NUM_BATCHES = int(1e3)
BATCH_SIZE = 32
LEARNING_RATE = 3e-4
GENERATE_EVERY  = 100
NUM_TOKENS = 4 + 2
ENC_SEQ_LEN = 8
DEC_SEQ_LEN = 16 + 1

In [None]:
## Transformer 모델에 넣을 임의의 src, tgt, src_mask 생성

def cycle():
    while True:
        prefix = torch.ones((BATCH_SIZE, 1)).long().cuda()
        src = torch.randint(2, NUM_TOKENS, (BATCH_SIZE, ENC_SEQ_LEN)).long().cuda()
        tgt = torch.cat((prefix, src, src), 1)
        src_mask = torch.ones(BATCH_SIZE, src.shape[1]).bool().cuda()
        yield (src, tgt, src_mask)

In [None]:
## Train Model

import tqdm
import torch.optim as optim

optim = torch.optim.Adam(model.parameters(), lr=LEARNING_RATE)

## loss update 해가면서 학습
for i in tqdm.tqdm(range(NUM_BATCHES), mininterval=10., desc='training'):
    model.train()

    src, tgt, src_mask = next(cycle())

    loss = model(src, tgt, mask=src_mask)
    loss.backward()
    print(f'{i}: {loss.item()}')

    optim.step()
    optim.zero_grad()

    ## 매 N(100)번마다 accuracy 측정
    if i != 0 and i % GENERATE_EVERY == 0:
        model.eval()
        src, _, src_mask = next(cycle())
        src, src_mask = src[:1], src_mask[:1]
        start_tokens = (torch.ones((1, 1)) * 1).long().cuda()

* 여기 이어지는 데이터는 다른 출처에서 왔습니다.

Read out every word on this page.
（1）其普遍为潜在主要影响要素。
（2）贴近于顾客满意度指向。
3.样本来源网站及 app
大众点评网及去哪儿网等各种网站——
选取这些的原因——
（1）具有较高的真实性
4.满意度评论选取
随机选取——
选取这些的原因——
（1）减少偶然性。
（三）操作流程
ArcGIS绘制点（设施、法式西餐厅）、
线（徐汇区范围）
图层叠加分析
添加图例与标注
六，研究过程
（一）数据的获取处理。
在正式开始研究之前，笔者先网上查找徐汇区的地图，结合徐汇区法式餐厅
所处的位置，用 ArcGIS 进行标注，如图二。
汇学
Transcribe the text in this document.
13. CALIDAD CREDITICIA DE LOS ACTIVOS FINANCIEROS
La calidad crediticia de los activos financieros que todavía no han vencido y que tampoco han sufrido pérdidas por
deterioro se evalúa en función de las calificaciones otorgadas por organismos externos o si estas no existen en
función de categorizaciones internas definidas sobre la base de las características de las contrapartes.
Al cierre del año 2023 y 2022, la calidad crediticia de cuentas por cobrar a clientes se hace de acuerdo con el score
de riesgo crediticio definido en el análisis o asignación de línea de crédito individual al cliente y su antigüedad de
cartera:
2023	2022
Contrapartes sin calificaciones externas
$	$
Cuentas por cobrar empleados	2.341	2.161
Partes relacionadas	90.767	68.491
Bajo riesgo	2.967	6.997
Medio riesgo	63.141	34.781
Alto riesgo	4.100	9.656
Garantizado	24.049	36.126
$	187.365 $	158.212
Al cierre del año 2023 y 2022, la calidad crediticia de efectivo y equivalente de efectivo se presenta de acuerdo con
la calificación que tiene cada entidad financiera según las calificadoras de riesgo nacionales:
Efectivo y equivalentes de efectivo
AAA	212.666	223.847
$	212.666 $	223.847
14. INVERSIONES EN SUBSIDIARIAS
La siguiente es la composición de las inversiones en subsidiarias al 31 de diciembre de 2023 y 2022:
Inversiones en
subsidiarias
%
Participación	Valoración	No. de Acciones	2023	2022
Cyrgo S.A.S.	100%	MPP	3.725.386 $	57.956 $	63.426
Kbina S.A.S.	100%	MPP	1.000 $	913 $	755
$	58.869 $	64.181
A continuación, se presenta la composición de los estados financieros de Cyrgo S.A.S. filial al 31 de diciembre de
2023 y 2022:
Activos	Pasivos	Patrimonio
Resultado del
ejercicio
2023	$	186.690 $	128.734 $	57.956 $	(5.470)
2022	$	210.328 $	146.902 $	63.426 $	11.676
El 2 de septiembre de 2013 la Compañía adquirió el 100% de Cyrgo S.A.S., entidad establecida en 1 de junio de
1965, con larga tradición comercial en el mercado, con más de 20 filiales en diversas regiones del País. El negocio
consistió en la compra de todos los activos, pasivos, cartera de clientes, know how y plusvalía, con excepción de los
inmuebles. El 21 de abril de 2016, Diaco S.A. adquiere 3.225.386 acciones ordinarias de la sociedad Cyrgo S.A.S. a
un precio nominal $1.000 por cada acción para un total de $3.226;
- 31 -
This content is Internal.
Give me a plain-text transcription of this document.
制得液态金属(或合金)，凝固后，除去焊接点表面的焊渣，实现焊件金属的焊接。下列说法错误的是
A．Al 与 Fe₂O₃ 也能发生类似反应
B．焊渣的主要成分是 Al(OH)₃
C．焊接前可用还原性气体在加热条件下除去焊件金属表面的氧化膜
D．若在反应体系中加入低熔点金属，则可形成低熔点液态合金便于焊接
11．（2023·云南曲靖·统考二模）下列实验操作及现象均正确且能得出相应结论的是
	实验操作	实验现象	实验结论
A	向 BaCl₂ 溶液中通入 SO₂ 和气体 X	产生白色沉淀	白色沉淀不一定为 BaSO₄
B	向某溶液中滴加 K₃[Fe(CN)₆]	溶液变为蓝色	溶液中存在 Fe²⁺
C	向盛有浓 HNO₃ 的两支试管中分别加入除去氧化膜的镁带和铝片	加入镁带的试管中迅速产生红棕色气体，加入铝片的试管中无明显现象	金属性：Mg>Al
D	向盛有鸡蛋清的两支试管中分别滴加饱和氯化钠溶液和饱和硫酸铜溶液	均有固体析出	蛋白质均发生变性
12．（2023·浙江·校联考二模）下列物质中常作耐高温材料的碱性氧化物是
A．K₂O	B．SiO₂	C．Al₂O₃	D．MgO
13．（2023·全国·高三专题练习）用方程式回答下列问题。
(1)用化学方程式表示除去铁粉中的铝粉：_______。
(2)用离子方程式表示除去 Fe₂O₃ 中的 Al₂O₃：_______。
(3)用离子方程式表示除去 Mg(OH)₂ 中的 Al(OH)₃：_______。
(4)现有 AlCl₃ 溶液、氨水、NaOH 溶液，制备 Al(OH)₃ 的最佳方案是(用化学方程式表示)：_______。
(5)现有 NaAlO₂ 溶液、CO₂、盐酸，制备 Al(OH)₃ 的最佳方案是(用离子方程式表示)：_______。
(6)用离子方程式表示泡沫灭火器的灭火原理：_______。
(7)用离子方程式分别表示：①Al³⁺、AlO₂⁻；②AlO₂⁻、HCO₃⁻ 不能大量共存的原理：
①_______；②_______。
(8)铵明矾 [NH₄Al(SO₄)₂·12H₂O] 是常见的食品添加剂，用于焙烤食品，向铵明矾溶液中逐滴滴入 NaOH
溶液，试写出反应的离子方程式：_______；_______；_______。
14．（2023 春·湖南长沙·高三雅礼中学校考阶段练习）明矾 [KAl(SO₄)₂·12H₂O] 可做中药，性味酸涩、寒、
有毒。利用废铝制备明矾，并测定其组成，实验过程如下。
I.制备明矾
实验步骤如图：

        sample = model.generate(src, start_tokens, ENC_SEQ_LEN, mask = src_mask)
        incorrects = (src != sample).abs().sum()

        print(f"input:  ", src)
        print(f"predicted output:  ", sample)
        print(f"incorrects: {incorrects}")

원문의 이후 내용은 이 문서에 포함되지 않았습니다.